There is a lot of high-quality news delivered as email to inboxes. But inboxes are hardly the nicest place to read the news. So I’ve been wondering if there is potential for a newsletter reader that looks like a personal newspaper or a digital magazine, rather than a typical inbox. But I don’t think most people would use such a product, because newsletters sit too comfortably in existing inbox feeds.
It’s convenient to integrate with feeds that are already used. So the few feeds with our attention expand, like inboxes have become a place for general news. It doesn’t matter that there could be nicer products outside the feed. What matters is which feeds users direct their attention toward.
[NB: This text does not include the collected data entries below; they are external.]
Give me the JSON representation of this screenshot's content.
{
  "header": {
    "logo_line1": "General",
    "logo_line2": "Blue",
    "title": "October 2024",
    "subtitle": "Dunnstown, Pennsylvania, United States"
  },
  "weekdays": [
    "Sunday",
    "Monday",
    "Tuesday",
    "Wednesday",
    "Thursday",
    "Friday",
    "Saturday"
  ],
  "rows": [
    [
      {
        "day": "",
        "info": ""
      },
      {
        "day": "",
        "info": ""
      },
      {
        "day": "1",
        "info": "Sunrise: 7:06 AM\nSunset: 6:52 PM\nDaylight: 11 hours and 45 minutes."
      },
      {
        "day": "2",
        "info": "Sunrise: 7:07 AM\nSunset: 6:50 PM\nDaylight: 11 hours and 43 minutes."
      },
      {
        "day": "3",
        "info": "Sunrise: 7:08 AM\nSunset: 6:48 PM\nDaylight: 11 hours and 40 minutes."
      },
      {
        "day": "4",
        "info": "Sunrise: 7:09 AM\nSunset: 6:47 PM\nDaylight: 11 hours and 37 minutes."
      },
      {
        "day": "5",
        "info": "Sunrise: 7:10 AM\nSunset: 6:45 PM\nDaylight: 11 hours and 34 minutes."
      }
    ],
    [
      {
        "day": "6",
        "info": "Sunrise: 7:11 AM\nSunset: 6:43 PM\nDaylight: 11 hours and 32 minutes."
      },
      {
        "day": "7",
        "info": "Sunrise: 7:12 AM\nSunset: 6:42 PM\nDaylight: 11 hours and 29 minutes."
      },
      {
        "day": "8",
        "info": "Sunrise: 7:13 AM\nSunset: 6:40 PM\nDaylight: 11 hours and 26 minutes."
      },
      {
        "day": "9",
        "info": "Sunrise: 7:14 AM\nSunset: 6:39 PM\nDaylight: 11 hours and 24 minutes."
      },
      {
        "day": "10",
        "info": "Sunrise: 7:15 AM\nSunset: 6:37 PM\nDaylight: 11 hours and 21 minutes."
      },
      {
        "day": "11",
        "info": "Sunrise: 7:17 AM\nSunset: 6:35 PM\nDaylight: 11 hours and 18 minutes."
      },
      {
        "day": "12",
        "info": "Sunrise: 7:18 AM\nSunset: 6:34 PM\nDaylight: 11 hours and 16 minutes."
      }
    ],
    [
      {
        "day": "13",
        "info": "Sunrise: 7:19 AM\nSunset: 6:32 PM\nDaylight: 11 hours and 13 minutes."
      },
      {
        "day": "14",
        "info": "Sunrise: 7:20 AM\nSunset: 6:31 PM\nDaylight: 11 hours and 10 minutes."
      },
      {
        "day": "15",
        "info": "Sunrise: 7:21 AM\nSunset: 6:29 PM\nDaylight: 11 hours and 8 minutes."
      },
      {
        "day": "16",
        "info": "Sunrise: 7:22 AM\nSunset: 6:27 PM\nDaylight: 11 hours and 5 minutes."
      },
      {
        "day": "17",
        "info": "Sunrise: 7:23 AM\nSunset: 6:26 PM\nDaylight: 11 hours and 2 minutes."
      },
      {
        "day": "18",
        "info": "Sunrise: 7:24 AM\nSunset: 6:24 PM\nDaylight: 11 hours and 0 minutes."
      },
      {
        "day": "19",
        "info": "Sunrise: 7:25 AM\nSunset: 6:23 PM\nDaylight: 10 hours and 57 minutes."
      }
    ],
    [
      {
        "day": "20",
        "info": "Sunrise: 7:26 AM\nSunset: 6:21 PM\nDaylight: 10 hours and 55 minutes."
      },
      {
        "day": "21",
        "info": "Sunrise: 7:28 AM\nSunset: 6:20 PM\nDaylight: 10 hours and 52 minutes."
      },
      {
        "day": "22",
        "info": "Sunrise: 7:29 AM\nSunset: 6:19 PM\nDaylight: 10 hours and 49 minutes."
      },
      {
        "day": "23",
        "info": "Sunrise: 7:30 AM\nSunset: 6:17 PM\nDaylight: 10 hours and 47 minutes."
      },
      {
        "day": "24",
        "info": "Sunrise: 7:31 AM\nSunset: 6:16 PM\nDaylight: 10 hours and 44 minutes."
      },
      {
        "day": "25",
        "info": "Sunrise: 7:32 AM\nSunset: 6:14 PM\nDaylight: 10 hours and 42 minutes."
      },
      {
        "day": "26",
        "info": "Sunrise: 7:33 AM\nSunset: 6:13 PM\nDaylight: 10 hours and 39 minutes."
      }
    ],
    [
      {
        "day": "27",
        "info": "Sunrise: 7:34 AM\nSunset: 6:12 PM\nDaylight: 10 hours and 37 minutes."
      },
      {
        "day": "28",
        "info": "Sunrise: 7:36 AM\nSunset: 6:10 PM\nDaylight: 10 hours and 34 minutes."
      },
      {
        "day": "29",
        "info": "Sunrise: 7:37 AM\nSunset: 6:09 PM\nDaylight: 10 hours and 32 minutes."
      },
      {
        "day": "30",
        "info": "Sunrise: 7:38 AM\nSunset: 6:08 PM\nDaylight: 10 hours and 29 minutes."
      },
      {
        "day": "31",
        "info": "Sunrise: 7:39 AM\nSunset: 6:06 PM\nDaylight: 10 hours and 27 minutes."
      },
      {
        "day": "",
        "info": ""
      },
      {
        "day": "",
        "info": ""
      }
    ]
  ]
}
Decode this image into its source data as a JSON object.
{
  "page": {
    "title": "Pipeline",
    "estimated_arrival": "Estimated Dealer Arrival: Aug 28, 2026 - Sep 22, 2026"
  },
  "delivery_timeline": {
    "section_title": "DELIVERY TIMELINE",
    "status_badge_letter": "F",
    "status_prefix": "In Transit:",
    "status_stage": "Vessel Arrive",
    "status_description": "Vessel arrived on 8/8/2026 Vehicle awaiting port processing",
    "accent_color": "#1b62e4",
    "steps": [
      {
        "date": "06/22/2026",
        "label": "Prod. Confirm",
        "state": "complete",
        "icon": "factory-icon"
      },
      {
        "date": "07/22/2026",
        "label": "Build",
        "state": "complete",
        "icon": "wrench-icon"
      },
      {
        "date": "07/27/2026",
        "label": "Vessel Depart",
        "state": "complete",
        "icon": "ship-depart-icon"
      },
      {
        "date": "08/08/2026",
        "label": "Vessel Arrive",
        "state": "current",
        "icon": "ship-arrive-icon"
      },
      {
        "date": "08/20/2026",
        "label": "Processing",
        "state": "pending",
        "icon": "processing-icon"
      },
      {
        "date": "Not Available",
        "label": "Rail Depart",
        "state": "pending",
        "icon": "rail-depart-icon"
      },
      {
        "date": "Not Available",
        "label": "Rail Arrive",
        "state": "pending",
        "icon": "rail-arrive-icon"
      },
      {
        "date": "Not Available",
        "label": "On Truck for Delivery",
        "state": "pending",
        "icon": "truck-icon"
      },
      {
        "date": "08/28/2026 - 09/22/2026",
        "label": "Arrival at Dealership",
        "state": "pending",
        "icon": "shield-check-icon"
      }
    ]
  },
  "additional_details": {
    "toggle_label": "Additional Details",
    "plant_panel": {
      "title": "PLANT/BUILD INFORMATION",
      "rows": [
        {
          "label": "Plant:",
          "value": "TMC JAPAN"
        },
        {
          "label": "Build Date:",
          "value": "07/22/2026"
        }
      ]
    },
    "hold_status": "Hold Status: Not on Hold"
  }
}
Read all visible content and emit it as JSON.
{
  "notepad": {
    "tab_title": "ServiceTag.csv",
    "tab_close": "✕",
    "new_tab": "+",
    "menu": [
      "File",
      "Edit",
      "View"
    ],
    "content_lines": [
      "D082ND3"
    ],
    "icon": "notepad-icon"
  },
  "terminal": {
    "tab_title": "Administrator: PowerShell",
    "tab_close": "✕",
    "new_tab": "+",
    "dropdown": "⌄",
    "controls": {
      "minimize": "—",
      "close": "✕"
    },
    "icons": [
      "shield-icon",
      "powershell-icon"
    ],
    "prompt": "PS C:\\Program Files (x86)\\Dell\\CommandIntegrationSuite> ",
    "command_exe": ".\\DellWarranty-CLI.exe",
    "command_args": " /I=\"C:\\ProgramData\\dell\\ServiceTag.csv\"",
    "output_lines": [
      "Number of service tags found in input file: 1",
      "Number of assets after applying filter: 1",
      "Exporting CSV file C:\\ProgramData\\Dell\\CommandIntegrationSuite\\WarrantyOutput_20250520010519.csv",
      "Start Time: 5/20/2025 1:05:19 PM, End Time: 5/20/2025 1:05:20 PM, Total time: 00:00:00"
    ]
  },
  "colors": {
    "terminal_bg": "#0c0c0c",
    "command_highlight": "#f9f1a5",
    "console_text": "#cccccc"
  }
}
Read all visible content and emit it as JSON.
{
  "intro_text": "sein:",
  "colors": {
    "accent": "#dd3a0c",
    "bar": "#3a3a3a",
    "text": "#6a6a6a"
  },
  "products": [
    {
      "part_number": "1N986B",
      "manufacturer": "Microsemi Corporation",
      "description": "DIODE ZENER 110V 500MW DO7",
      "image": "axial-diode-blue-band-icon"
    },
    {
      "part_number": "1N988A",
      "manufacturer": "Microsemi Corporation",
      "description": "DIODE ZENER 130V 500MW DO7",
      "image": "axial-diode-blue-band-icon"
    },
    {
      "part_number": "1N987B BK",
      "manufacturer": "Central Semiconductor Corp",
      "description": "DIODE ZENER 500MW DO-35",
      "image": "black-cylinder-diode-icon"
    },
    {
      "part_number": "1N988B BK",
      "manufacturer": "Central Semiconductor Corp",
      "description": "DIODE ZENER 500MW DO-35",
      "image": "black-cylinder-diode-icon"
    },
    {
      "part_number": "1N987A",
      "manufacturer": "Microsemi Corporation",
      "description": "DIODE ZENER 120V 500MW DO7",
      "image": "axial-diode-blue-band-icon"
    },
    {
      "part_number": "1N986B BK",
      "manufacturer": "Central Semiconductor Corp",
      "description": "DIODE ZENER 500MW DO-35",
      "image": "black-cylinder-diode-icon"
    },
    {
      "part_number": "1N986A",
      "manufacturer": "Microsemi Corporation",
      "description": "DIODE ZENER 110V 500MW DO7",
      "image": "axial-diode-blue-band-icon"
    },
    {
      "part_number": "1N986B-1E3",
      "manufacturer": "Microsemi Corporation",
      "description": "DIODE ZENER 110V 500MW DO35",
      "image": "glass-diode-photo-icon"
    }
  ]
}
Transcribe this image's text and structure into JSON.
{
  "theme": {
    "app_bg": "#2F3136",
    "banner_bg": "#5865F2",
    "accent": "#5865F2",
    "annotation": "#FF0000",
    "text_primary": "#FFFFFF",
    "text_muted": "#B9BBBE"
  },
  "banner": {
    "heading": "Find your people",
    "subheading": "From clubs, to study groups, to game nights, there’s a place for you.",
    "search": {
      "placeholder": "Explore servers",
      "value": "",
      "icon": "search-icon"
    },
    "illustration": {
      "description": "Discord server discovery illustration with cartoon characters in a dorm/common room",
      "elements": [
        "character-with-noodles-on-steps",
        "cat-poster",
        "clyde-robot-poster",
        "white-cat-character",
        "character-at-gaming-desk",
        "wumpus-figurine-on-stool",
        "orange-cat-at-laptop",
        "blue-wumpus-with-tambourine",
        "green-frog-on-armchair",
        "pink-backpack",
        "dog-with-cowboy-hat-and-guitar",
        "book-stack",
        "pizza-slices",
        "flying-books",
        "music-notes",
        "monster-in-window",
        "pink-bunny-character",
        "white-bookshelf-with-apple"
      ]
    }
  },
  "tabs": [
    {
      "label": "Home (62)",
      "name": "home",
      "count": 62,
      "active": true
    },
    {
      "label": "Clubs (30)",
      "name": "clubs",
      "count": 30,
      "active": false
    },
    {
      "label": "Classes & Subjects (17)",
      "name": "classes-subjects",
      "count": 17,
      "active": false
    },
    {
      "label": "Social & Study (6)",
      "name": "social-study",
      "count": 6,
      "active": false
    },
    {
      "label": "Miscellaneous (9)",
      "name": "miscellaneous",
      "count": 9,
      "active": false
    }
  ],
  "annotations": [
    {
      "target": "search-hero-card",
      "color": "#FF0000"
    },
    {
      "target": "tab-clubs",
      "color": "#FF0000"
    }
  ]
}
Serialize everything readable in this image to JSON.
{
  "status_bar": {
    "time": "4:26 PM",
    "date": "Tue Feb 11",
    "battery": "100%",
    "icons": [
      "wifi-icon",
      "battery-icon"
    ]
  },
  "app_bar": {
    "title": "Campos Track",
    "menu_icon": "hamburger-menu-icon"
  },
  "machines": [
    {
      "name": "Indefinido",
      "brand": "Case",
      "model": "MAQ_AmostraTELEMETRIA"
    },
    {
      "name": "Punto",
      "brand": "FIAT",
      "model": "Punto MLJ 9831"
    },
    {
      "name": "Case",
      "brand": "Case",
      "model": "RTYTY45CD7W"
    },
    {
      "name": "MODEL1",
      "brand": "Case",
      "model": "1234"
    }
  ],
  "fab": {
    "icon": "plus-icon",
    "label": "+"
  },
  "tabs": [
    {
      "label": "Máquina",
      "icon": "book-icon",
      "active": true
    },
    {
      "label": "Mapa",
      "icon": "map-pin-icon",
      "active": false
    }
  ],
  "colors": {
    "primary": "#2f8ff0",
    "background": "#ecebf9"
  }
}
One such feed is Twitter, now X. Much of what constituted Twitter before it was acquired has been replaced. It raises the question - why acquire it in the first place? It wasn’t for the brand because that has been replaced. It wasn’t for the software because much of that has been open-sourced for anyone to use. It wasn’t for the employees because most of them were fired. No, Twitter’s most valuable resource, along with the network of user connections, is the attention users direct to their feed. It’s one of the few feeds users are in, and you can do things with a feed like that.
TikTok is another such feed. It started as an app where users remixed each other’s music and dance clips. Now it fills all kinds of purposes. It was a feed that users were in and it broadened from there. Just like email, TikTok has evolved into a feed that many get their view of what’s going on in the world from. It matters little what these feeds do in the beginning. What matters is what they absorb as they grow.